A report jointly published by London Advocacy and Human Rights Solidarity shows how, based on interviews with victims as well as reports from prominent rights groups, Turkish law enforcement and judicial officials employed acts of torture and ill-treatment against people who faced prosecution in the aftermath of a failed coup in the country in 2016.
The report, titled “Politically Motivated Systematic Torture in Turkey and its Survivors: Interviews with UK-based torture survivors,” is the result of the joint work of London Advocacy, a non-profit organization that promotes human rights education and is involved in work to raise awareness about human rights violations worldwide, and Human Rights Solidarity, a London-based rights group.
The report contains excerpts from interviews with 10 victims of torture or ill-treatment in Turkey who were detained or prosecuted in the aftermath of the failed coup due to their perceived links to a faith-based group, the Gülen movement.
The Turkish government, which accuses the Gülen movement of masterminding the failed coup, labelled the movement as a terrorist organization and launched a massive crackdown on its followers following the coup attempt on July 15, 2016. The movement, however, strongly denies any involvement in the failed coup or any acts of terrorism.
Although Turkey is party to international conventions on the prohibition of torture, and its own constitution and laws ban the practice, the country saw a return of reports of torture and ill-treatment under police custody or in prisons following the coup attempt.
In order to avoid torture or mistreatment at the hands of the police or judicial authorities, thousands of people fled the country following the coup attempt and taken refuge in Europe, the US or Canada.
According to the report more than 5,100 people from Turkey applied for asylum in the UK between June 2016 and June 2022, while an estimated 110,000 sought asylum in the EU between 2016 and 2021.
Following the coup attempt Turkish President Recep Tayyip Erdoğan and his government officials as well as some religious leaders employed hostile rhetoric against Gülen followers, portraying them as deserving of acts of torture and mistreatment.
President Erdoğan had likened the Gülen movement to a cancer in a speech in the Black Sea province of Zonguldak in April 2017 and said its followers would not be allowed to enjoy the right to life.
“Our fight against them will continue until the end.
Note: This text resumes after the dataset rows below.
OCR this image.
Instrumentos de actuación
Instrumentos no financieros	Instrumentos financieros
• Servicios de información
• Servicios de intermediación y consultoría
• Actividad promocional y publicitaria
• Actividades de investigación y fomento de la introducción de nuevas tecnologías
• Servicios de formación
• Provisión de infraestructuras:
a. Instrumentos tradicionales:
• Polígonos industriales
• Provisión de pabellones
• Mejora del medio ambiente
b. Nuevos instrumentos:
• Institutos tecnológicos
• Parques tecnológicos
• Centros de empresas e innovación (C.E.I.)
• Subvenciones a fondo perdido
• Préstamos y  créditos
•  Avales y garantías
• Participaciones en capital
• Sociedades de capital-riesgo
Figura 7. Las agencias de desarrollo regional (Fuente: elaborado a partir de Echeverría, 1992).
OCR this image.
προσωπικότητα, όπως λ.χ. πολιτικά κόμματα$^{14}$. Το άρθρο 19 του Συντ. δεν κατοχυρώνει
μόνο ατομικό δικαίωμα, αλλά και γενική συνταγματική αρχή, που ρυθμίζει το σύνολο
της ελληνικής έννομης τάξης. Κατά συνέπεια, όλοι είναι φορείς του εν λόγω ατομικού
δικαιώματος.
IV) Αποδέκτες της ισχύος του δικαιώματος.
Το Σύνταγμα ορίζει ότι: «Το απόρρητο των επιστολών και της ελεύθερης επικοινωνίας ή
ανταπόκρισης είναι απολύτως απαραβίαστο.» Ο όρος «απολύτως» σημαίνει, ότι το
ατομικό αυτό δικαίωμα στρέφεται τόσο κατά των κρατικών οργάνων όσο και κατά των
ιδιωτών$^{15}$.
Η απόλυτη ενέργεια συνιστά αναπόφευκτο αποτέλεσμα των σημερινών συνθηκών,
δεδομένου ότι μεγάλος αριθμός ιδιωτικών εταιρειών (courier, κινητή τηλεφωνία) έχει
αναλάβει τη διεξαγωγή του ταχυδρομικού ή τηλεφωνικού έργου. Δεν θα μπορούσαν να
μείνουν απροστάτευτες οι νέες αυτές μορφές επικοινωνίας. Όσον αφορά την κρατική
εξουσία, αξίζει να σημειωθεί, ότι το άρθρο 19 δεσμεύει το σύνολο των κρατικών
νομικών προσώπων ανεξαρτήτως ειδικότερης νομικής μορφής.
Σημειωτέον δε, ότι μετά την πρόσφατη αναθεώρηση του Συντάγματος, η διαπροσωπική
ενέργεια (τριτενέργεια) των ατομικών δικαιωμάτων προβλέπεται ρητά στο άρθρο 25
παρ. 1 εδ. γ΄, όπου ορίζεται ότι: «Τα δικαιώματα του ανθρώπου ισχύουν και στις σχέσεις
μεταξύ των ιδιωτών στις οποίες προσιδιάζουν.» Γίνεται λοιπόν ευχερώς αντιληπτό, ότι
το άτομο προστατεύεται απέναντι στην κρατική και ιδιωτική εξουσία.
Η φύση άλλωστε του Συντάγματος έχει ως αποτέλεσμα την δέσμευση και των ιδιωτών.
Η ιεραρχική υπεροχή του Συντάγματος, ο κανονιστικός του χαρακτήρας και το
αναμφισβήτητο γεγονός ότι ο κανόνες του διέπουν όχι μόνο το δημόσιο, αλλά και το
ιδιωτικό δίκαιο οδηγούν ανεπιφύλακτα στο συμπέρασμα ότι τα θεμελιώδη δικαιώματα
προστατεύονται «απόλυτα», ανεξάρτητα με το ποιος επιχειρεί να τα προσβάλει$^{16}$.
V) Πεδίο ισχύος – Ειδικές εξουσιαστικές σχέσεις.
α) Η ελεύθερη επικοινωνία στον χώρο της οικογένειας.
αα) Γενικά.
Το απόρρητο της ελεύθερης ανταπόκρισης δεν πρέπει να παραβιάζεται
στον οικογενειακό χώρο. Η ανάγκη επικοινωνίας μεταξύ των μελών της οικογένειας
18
We will not leave them wounded,” Erdoğan said.
Moreover, government decrees issued during a two-year-long state of emergency imposed in the aftermath of the coup attempt afforded impunity to those who engage in acts of torture and ill-treatment under the pretext of fighting terrorism or the coup.
For the report 30 survivors of Turkey’s post-coup acts of torture or ill-treatment completed questionnaires, and 10 of them agreed to give interviews about the ordeals they went through. Participants of the survey included 30 Turkish adults (25 men and five women) who arrived in the UK after the 2016 coup attempt in Turkey to seek asylum. The mean age of the participants was 41. The oldest participant was 58 years old and the youngest was 29.
All 30 participants were charged in Turkey under Article 314 of the Turkish Penal Code, which concerns membership in a terrorist organization, due to their real or alleged affiliation with the Gülen movement. The names of the participants of the survey were kept anonymous due to security concerns.
One of the torture victims, a female teacher referred to in the report as Interviewee 6, said she was blindfolded and that a garbage bag was put on her head at the Ankara Police Station, where she was taken to along with her husband following their detention in İstanbul in August 2016. The teacher said she had a hard time breathing and thought she would die when she refused to give names of other Gülen-linked people to the police.
The teacher said she was unable to report the ill-treatment to a doctor during a compulsory medical examination because of the presence of police officers in the room.
She also said she saw sinks covered with blood in the bathroom and other detainees with apparent signs of ill-treatment on their bodies after they were interrogated.
The victims of torture complained that they were taken to informal interrogations in the absence of a lawyer during which they were insulted, threatened and forced
to give the names of others, while some of them said they were subjected to beating, blindfolding, asphyxiating and undressing accompanied by the threat of rape during these interrogations.
“Each and every one of these accounts provides direct evidence of torture and ill-treatment, contributing to the slow disclosure of torture present in Turkey following the 2016 coup,” said the report, which also included recommendations for the Turkish government and international bodies dealing with torture about how acts of torture and ill-treatment in Turkey can be brought to an end.